California's environmental regulations, most specifically the California Environmental Quality Act (CEQA), make it extremely expensive (and sometimes even impossible) to build anything new or improve anything in the state. CEQA requires businesses, entrepreneurs, and developers to pay for extensive environmental impact studies. It also permits pretty much anybody to file suit to try to stop construction using any sort of claim of potential environmental harm, no matter how tenuous. It is being used by opponents of marijuana operations (typically neighbors who don't want them around) to try to block cannabis operations.

In order to give marijuana dispensaries and growers time to arrange these complicated studies, the state launched a provisional licensing system after recreational marijuana was made legal in California in 2016. Five years later, 82 percent of marijuana dispensaries in the state are still operating with just the provisional licenses, according to the governor's office.

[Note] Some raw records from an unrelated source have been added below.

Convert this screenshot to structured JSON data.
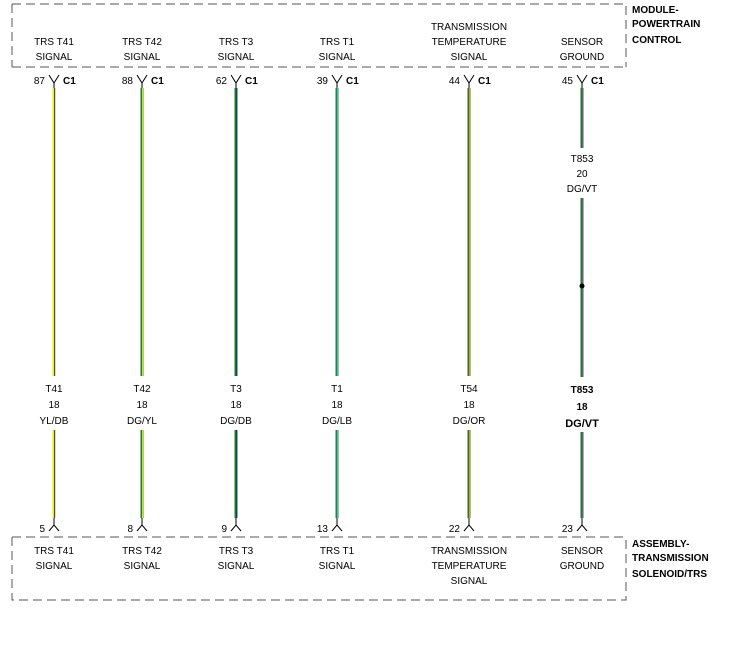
{
  "top_module": {
    "title_lines": [
      "MODULE-",
      "POWERTRAIN",
      "CONTROL"
    ],
    "connector": "C1"
  },
  "bottom_module": {
    "title_lines": [
      "ASSEMBLY-",
      "TRANSMISSION",
      "SOLENOID/TRS"
    ]
  },
  "circuits": [
    {
      "top_label": [
        "TRS T41",
        "SIGNAL"
      ],
      "bottom_label": [
        "TRS T41",
        "SIGNAL"
      ],
      "top_pin": "87",
      "bottom_pin": "5",
      "wire": {
        "circuit": "T41",
        "gauge": "18",
        "color": "YL/DB"
      },
      "colors": {
        "base": "#f2ea1a",
        "stripe": "#2b3a7a"
      }
    },
    {
      "top_label": [
        "TRS T42",
        "SIGNAL"
      ],
      "bottom_label": [
        "TRS T42",
        "SIGNAL"
      ],
      "top_pin": "88",
      "bottom_pin": "8",
      "wire": {
        "circuit": "T42",
        "gauge": "18",
        "color": "DG/YL"
      },
      "colors": {
        "base": "#1f7a2a",
        "stripe": "#f2ea1a"
      }
    },
    {
      "top_label": [
        "TRS T3",
        "SIGNAL"
      ],
      "bottom_label": [
        "TRS T3",
        "SIGNAL"
      ],
      "top_pin": "62",
      "bottom_pin": "9",
      "wire": {
        "circuit": "T3",
        "gauge": "18",
        "color": "DG/DB"
      },
      "colors": {
        "base": "#1f7a2a",
        "stripe": "#1d2f6b"
      }
    },
    {
      "top_label": [
        "TRS T1",
        "SIGNAL"
      ],
      "bottom_label": [
        "TRS T1",
        "SIGNAL"
      ],
      "top_pin": "39",
      "bottom_pin": "13",
      "wire": {
        "circuit": "T1",
        "gauge": "18",
        "color": "DG/LB"
      },
      "colors": {
        "base": "#1f8a2a",
        "stripe": "#5fb0e0"
      }
    },
    {
      "top_label": [
        "TRANSMISSION",
        "TEMPERATURE",
        "SIGNAL"
      ],
      "bottom_label": [
        "TRANSMISSION",
        "TEMPERATURE",
        "SIGNAL"
      ],
      "top_pin": "44",
      "bottom_pin": "22",
      "wire": {
        "circuit": "T54",
        "gauge": "18",
        "color": "DG/OR"
      },
      "colors": {
        "base": "#1f7a2a",
        "stripe": "#e89a2a"
      }
    },
    {
      "top_label": [
        "SENSOR",
        "GROUND"
      ],
      "bottom_label": [
        "SENSOR",
        "GROUND"
      ],
      "top_pin": "45",
      "bottom_pin": "23",
      "wire": {
        "circuit": "T853",
        "gauge": "18",
        "color": "DG/VT"
      },
      "upper_wire": {
        "circuit": "T853",
        "gauge": "20",
        "color": "DG/VT"
      },
      "colors": {
        "base": "#1f7a2a",
        "stripe": "#8a4ab0"
      }
    }
  ]
}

Rather than confront the regulations that make it impossible for cannabis entrepreneurs to comply with state law, lawmakers are essentially rewarding bad governance. Jerred Kiloh, president of the United Cannabis Business Association tells the Times that even that might not be enough, because cities have been slow to organize their own local cannabis policies. That's exactly what happened in Los Angeles, where one of the major reasons the city had so many unlicensed dispensaries was because the city's own bureaucracy could not get its act together. Two years after marijuana legalization, the city still had not been able to actually roll out business licenses to new dispensaries.

Los Angeles will get $22 million of this new state funding, essentially a financial reward for its bureaucratic failures.

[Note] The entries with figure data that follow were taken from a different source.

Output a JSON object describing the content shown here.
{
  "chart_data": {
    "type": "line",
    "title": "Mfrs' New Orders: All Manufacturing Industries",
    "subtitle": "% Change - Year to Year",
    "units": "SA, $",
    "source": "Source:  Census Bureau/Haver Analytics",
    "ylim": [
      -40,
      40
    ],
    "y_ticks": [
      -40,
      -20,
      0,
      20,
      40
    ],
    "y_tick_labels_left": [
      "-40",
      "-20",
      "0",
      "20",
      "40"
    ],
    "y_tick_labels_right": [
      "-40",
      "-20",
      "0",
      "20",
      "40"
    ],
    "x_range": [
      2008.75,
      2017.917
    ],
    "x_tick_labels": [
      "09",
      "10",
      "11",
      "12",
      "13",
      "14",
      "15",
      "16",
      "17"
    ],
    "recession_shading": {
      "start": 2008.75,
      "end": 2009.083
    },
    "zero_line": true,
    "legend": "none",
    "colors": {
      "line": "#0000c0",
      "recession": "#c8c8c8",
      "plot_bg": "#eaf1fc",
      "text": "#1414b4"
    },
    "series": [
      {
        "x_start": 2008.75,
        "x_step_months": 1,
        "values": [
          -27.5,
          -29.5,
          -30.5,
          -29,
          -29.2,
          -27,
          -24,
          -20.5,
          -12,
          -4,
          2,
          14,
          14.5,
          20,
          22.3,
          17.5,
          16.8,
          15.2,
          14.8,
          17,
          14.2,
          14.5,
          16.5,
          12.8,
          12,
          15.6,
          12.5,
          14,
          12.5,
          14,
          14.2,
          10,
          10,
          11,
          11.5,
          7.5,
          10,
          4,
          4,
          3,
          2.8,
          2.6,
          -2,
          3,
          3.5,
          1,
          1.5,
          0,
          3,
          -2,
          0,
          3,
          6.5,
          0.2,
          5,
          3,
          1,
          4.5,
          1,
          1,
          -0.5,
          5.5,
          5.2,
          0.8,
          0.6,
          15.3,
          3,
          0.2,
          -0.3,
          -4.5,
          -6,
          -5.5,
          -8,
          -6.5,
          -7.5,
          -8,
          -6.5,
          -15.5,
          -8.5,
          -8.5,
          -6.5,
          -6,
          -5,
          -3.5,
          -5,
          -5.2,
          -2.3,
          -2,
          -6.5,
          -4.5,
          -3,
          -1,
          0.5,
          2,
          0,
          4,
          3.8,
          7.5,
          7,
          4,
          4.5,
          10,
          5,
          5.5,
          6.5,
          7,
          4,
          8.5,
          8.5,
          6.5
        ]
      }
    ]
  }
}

Gov. Gavin Newsom also wants to add a six-month extension to the compliance deadlines for full licensing. This is being resisted by a coalition of environmental organizations, including the Sierra Club.

Environmentalists have been complaining about the potential impact of large marijuana grow operations, particularly in matters like pollution and water and energy consumption. The resistance here is comically misguided. A piece from the Sierra Club from 2017 notes the massive scope and impacts of illegal grow operations and drug cartel operations on public lands as part of a call for tight regulations of the legal industry.

But those massive illegal grow operations are still happening because of how difficult California and CEQA make it to operate a legal cannabis business. This is much, much worse for the environment than the prospect of the state being more flexible on environmental regulations for the benefit of those who are actually trying to follow the rules. After all, the drug cartels don't care about restrictions on pesticide use.